Once you got on the meth, that's all there was to it. You might as well throw
yourself from a bridge downtown. The bars on his windows were for them. A
methhead would do anything to get the cash to buy another fix. They walked
along, picking at their skin, missing teeth, and generally making non-junkies
feel nauseated by their very existence. He had lost a shovel, a bucket, some
empty beer cans, and an old coffee can full of loose screws and nails in the
first week he had lived here. He learned quickly not to leave anything outside,
and the bars had been his first modification to the house. He was surprised
that they hadn't bothered to try and take the bars yet. The scrap metal
industry was doing just fine in Portland.

The junkies
weren't the only annoyance on the street. The hookers, riddled with disease and
about as sexy as a vagina lined with razor blades, occasionally had their Johns
park in front of his house, never for long though. The cocking of a SPAS-12
tended to soften up even the most randy of Johns. He smiled at the night, took
a sip from his beer, and walked back over to his gun rack. He lifted his chrome
Desert Eagle Mark XIX from the rack.
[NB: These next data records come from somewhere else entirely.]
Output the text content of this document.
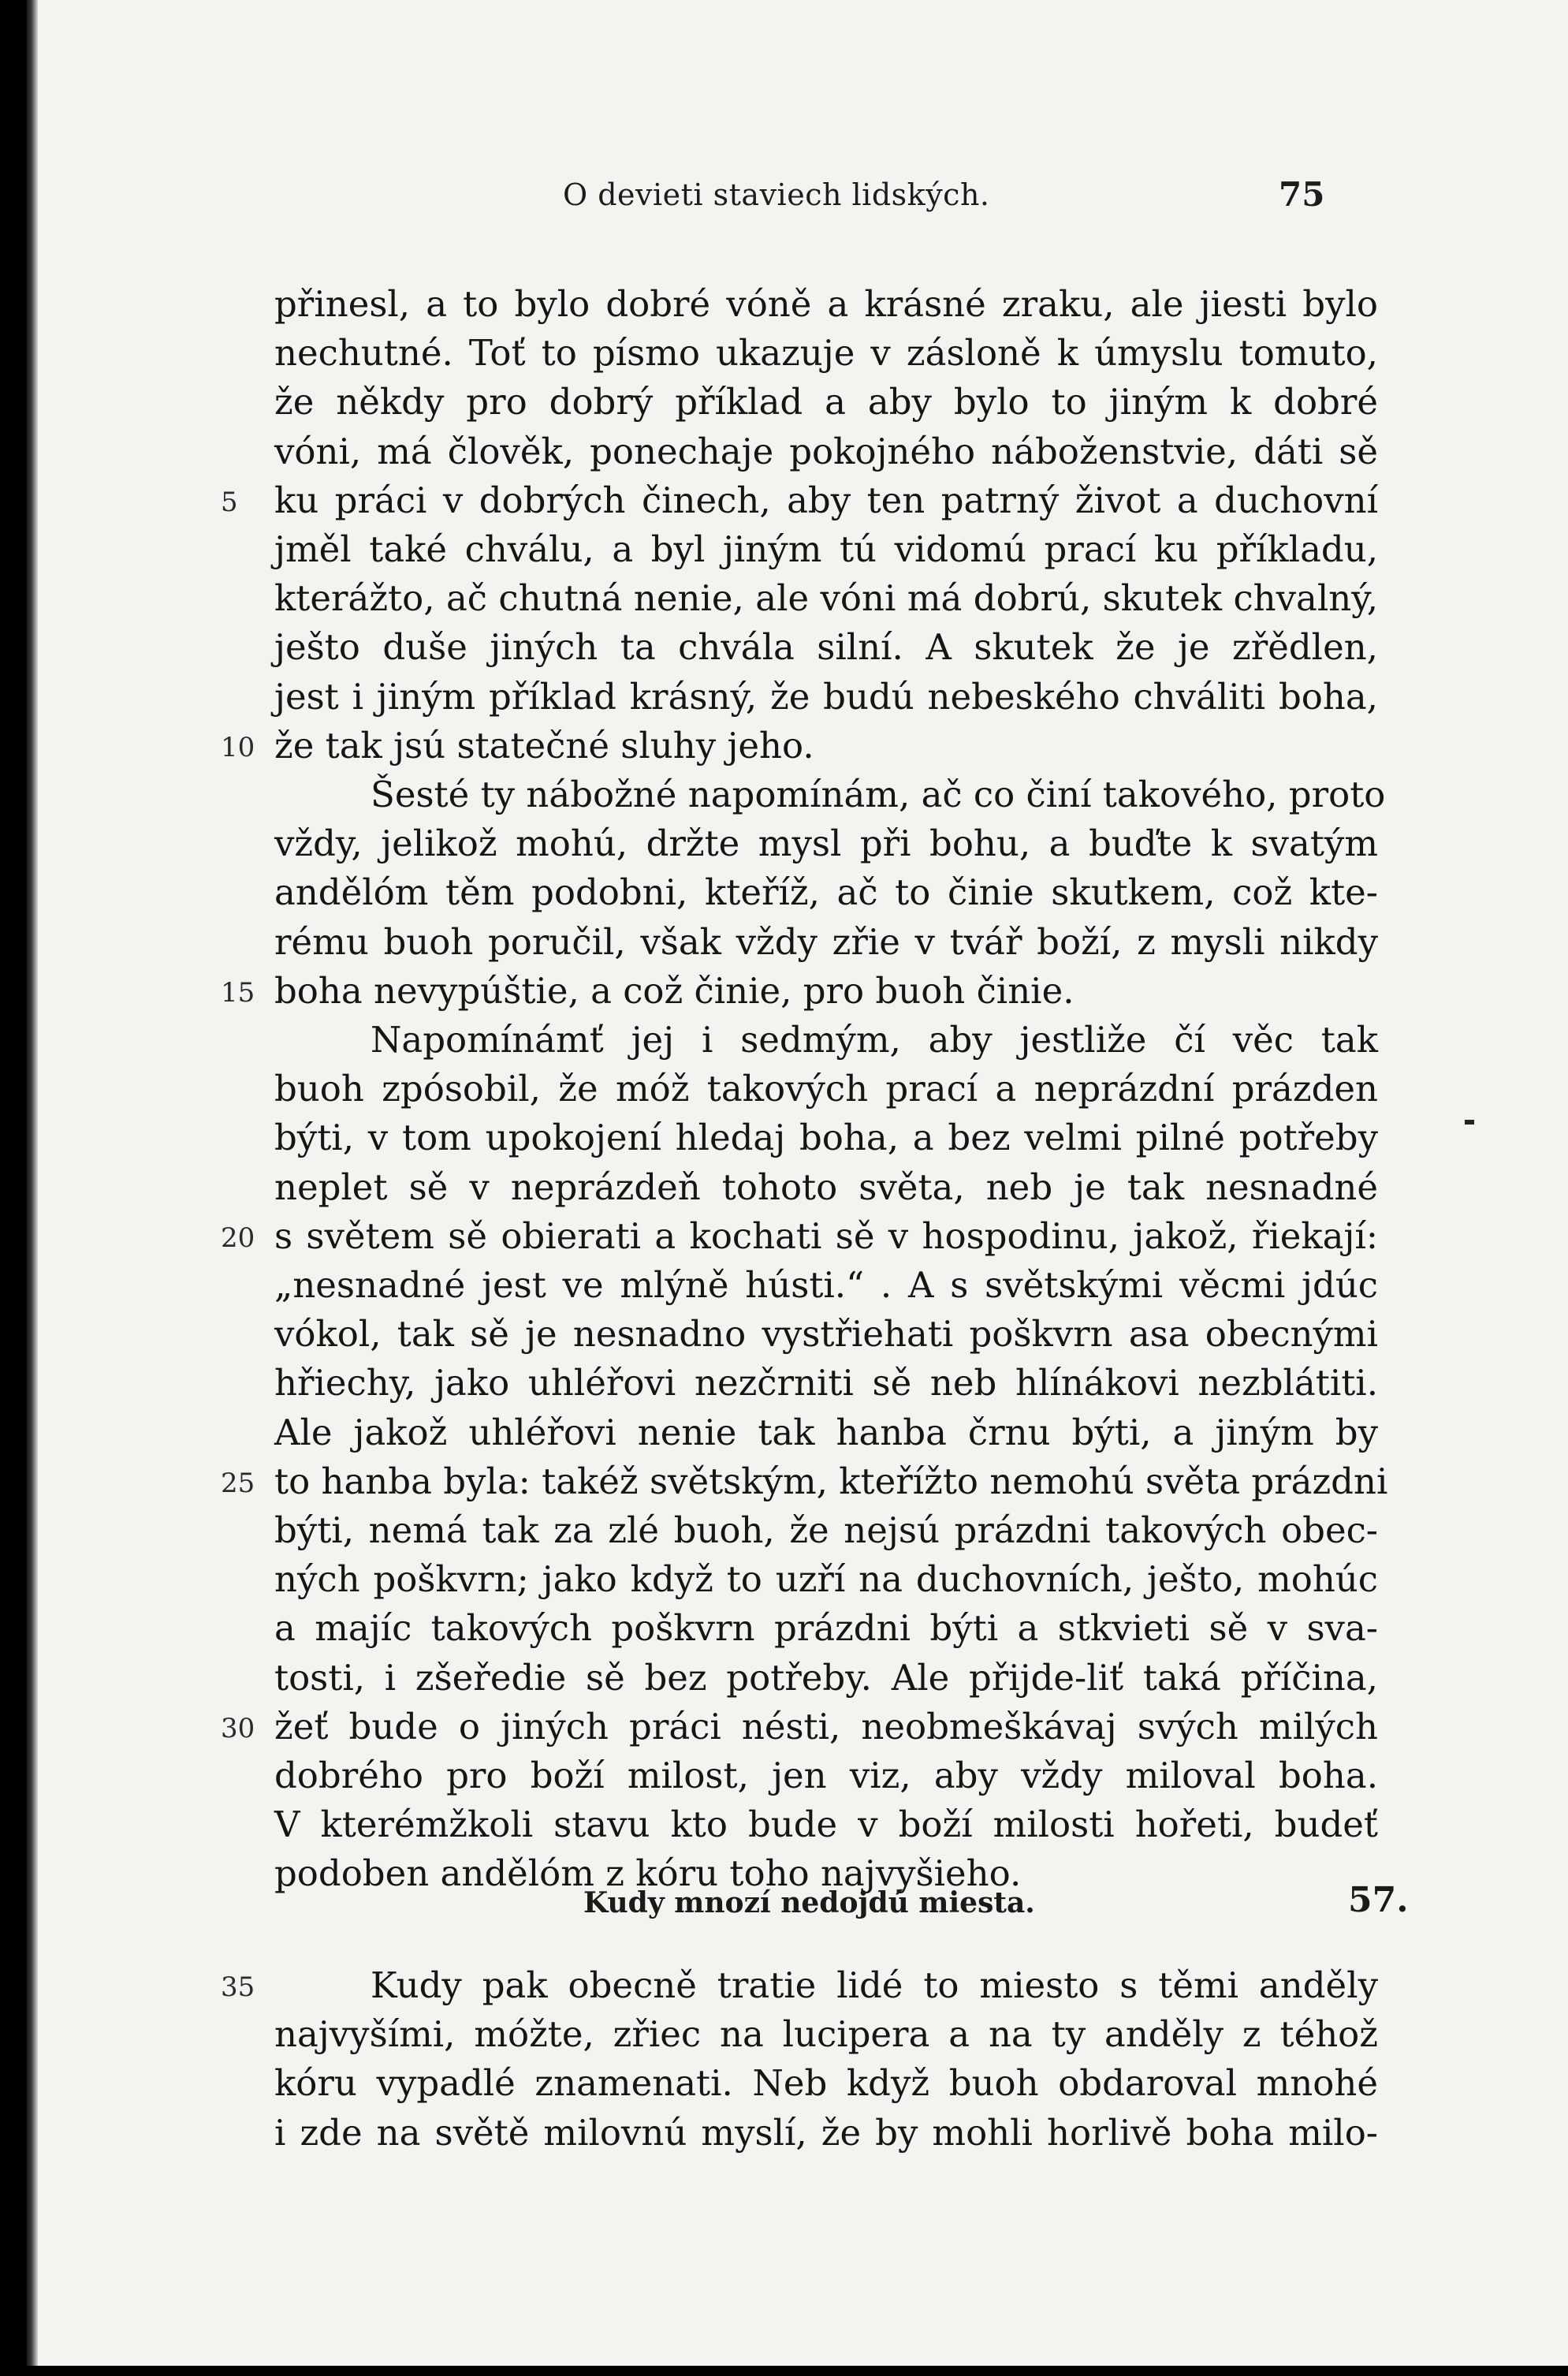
O devieti staviech lidských.	75
přinesl, a to bylo dobré vóně a krásné zraku, ale jiesti bylo
nechutné. Toť to písmo ukazuje v zásloně k úmyslu tomuto,
že někdy pro dobrý příklad a aby bylo to jiným k dobré
vóni, má člověk, ponechaje pokojného náboženstvie, dáti sě
ku práci v dobrých činech, aby ten patrný život a duchovní
5
jměl také chválu, a byl jiným tú vidomú prací ku příkladu,
kterážto, ač chutná nenie, ale vóni má dobrú, skutek chvalný,
ješto duše jiných ta chvála silní. A skutek že je zřědlen,
jest i jiným příklad krásný, že budú nebeského chváliti boha,
že tak jsú statečné sluhy jeho.
10
Šesté ty nábožné napomínám, ač co činí takového, proto
vždy, jelikož mohú, držte mysl při bohu, a buďte k svatým
andělóm těm podobni, kteříž, ač to činie skutkem, což kte-
rému buoh poručil, však vždy zřie v tvář boží, z mysli nikdy
boha nevypúštie, a což činie, pro buoh činie.
15
Napomínámť jej i sedmým, aby jestliže čí věc tak
buoh zpósobil, že móž takových prací a neprázdní prázden
býti, v tom upokojení hledaj boha, a bez velmi pilné potřeby
neplet sě v neprázdeň tohoto světa, neb je tak nesnadné
s světem sě obierati a kochati sě v hospodinu, jakož, řiekají:
20
„nesnadné jest ve mlýně hústi.“ . A s světskými věcmi jdúc
vókol, tak sě je nesnadno vystřiehati poškvrn asa obecnými
hřiechy, jako uhléřovi nezčrniti sě neb hlínákovi nezblátiti.
Ale jakož uhléřovi nenie tak hanba črnu býti, a jiným by
to hanba byla: takéž světským, kteřížto nemohú světa prázdni
25
býti, nemá tak za zlé buoh, že nejsú prázdni takových obec-
ných poškvrn; jako když to uzří na duchovních, ješto, mohúc
a majíc takových poškvrn prázdni býti a stkvieti sě v sva-
tosti, i zšeředie sě bez potřeby. Ale přijde-liť taká příčina,
žeť bude o jiných práci nésti, neobmeškávaj svých milých
30
dobrého pro boží milost, jen viz, aby vždy miloval boha.
V kterémžkoli stavu kto bude v boží milosti hořeti, budeť
podoben andělóm z kóru toho najvyšieho.
Kudy mnozí nedojdú miesta.	57.
Kudy pak obecně tratie lidé to miesto s těmi anděly
35
najvyšími, móžte, zřiec na lucipera a na ty anděly z téhož
kóru vypadlé znamenati. Neb když buoh obdaroval mnohé
i zde na světě milovnú myslí, že by mohli horlivě boha milo-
Of course, if you were looking for an
effective anti-Viagra, pulling the slide on your Desert Eagle would do the job
just as well as the pump from a SPAS.

Deep down,
he knew that it was wrong to point guns at junkies, hookers, and Johns. But
that's how he had dealt with his problems for the last twenty years. The lack
of institutional norms was hard to take advantage of when all you ever knew
were foster homes and the Army, which for all intents and purposes was
essentially a foster home for adults. He hadn't learned to talk to women in the
Army. There was no "Pick-Up Lines Boot Camp" unless you counted the
peacocking bullshit of the other soldiers, which was just as likely to get you
slapped or beat up in real world applications. His awkward conversations could
fill volumes.

As he was
reassembling his Desert Eagle, he heard a scream outside. "Fucking
hookers," he thought to himself. He pressed against the barrel, holding
the barrel assembly against the frame of the gun. He swung the barrel lock into
closed position, and cocked and released the hammer to make sure it was working
correctly. He slapped a magazine home and cocked the gun, rushing out the door,
the cold, steel tang of adventure dancing on the tip of his tongue.